Bref, la hausse des droits de scolarité imposée par le gouvernement n'ajoutera qu'une petite somme dans le budget des universités. En revanche, elle aura un impact bien réel sur les finances des étudiants et ce, malgré les mesures d'aide financière.
De graves conséquences
Première conséquence évidente : moins de gens iront à l'université. Dans un rapport paru en septembre dernier, le Comité consultatif sur l'accessibilité financière aux études (CCAFE), rattaché au Conseil supérieur de l'éducation du Québec, affirmait que la hausse prévue causerait une baisse de l'effectif universitaire québécois de l'ordre de 2,5 %, soit d'environ 7000 étudiants. L'attrait grandissant des diplômes de cégep dont la fréquentation est presque gratuite pourrait avoir un effet encore plus important sur ce taux de fréquentation universitaire.
Mais ce n'est pas seulement le nombre d'étudiants qui diminuera, c'est aussi la provenance de ceux et celles qui ont accès aux études qui changera. Là où on augmente les droits de scolarité, on verra les moins bien nantis avoir de moins en moins accès à l'éducation. À titre d'exemple, à la suite d'une hausse importante des frais, la part des étudiants en médecine au Canada provenant de familles moins nanties a connu une baisse marquée de 10,3 points de pourcentage.
Ce type de conséquence était pourtant prévisible puisque les programmes d'aide financière sont généralement incapables de compenser efficacement les hausses de frais. En effet, les étudiants provenant de familles à revenus modestes craignent l'endettement et bien que certains secteurs d'études leur promettent des « taux de rendement » intéressant, ils croient que si un malheur leur arrive, ils pourraient bien ne pas compléter leurs études et se voir lourdement endettés sans moyen de rembourser. Ils sont souvent déjà pris à la gorge, ce que reflète le taux d'endettement des Canadiens qui frôle les 153% selon Statistique Canada.

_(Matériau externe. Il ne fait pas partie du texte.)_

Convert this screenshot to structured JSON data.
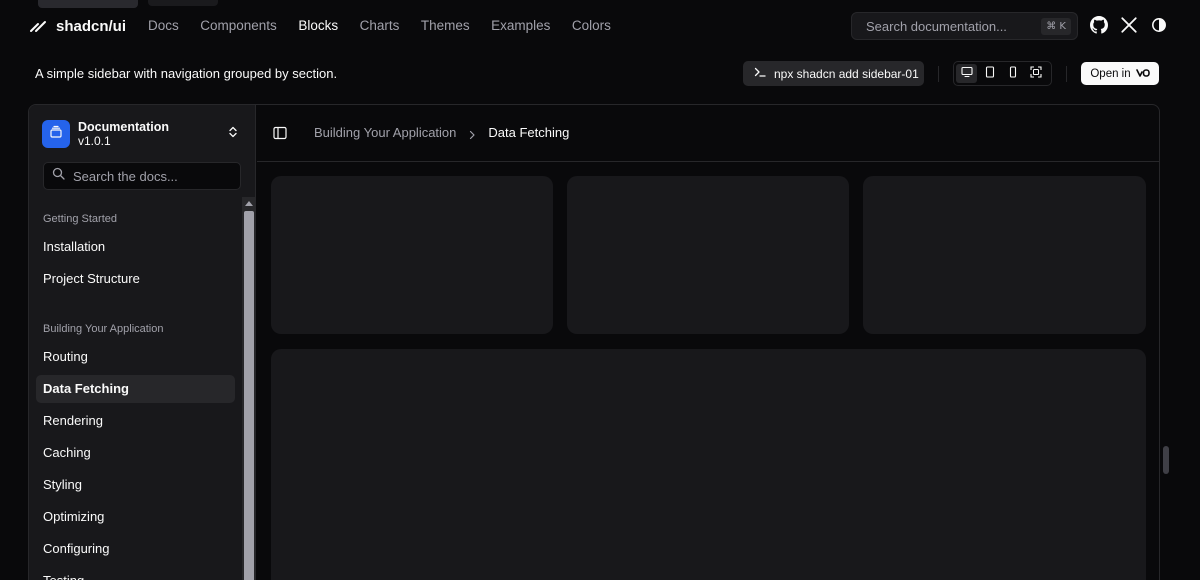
{
  "app": {
    "logo_text": "shadcn/ui"
  },
  "nav": {
    "links": [
      "Docs",
      "Components",
      "Blocks",
      "Charts",
      "Themes",
      "Examples",
      "Colors"
    ],
    "active": "Blocks"
  },
  "search": {
    "placeholder": "Search documentation...",
    "shortcut": "⌘ K"
  },
  "header_icons": [
    "github-icon",
    "x-icon",
    "theme-toggle-icon"
  ],
  "block": {
    "description": "A simple sidebar with navigation grouped by section.",
    "command": "npx shadcn add sidebar-01",
    "view_modes": [
      "desktop-icon",
      "tablet-icon",
      "mobile-icon",
      "fullscreen-icon"
    ],
    "active_view": "desktop-icon",
    "open_label": "Open in"
  },
  "sidebar": {
    "team_title": "Documentation",
    "team_version": "v1.0.1",
    "search_placeholder": "Search the docs...",
    "groups": [
      {
        "label": "Getting Started",
        "items": [
          "Installation",
          "Project Structure"
        ]
      },
      {
        "label": "Building Your Application",
        "items": [
          "Routing",
          "Data Fetching",
          "Rendering",
          "Caching",
          "Styling",
          "Optimizing",
          "Configuring",
          "Testing"
        ]
      }
    ],
    "active_item": "Data Fetching"
  },
  "breadcrumb": {
    "parent": "Building Your Application",
    "current": "Data Fetching"
  },
  "colors": {
    "background": "#09090b",
    "card": "#18181b",
    "accent": "#2563eb",
    "border": "#27272a",
    "muted_text": "#a1a1aa"
  }
}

L'hésitation des étudiants moins fortunés est d'autant plus raisonnable que partout dans le monde, on observe une croissance du chômage des jeunes. Aux États-Unis, on redoute même désormais l'éclatement d'une bulle spéculative autour de l'endettement étudiant.
En somme, pour une maigre augmentation des revenus des universités, le gouvernement causera un tort important à l'accessibilité aux études. Il participera aussi à mettre à risque bon nombre de ménages québécois en augmentant leur endettement, ce qui pourrait avoir à terme des effets délétères sur l'ensemble de notre société.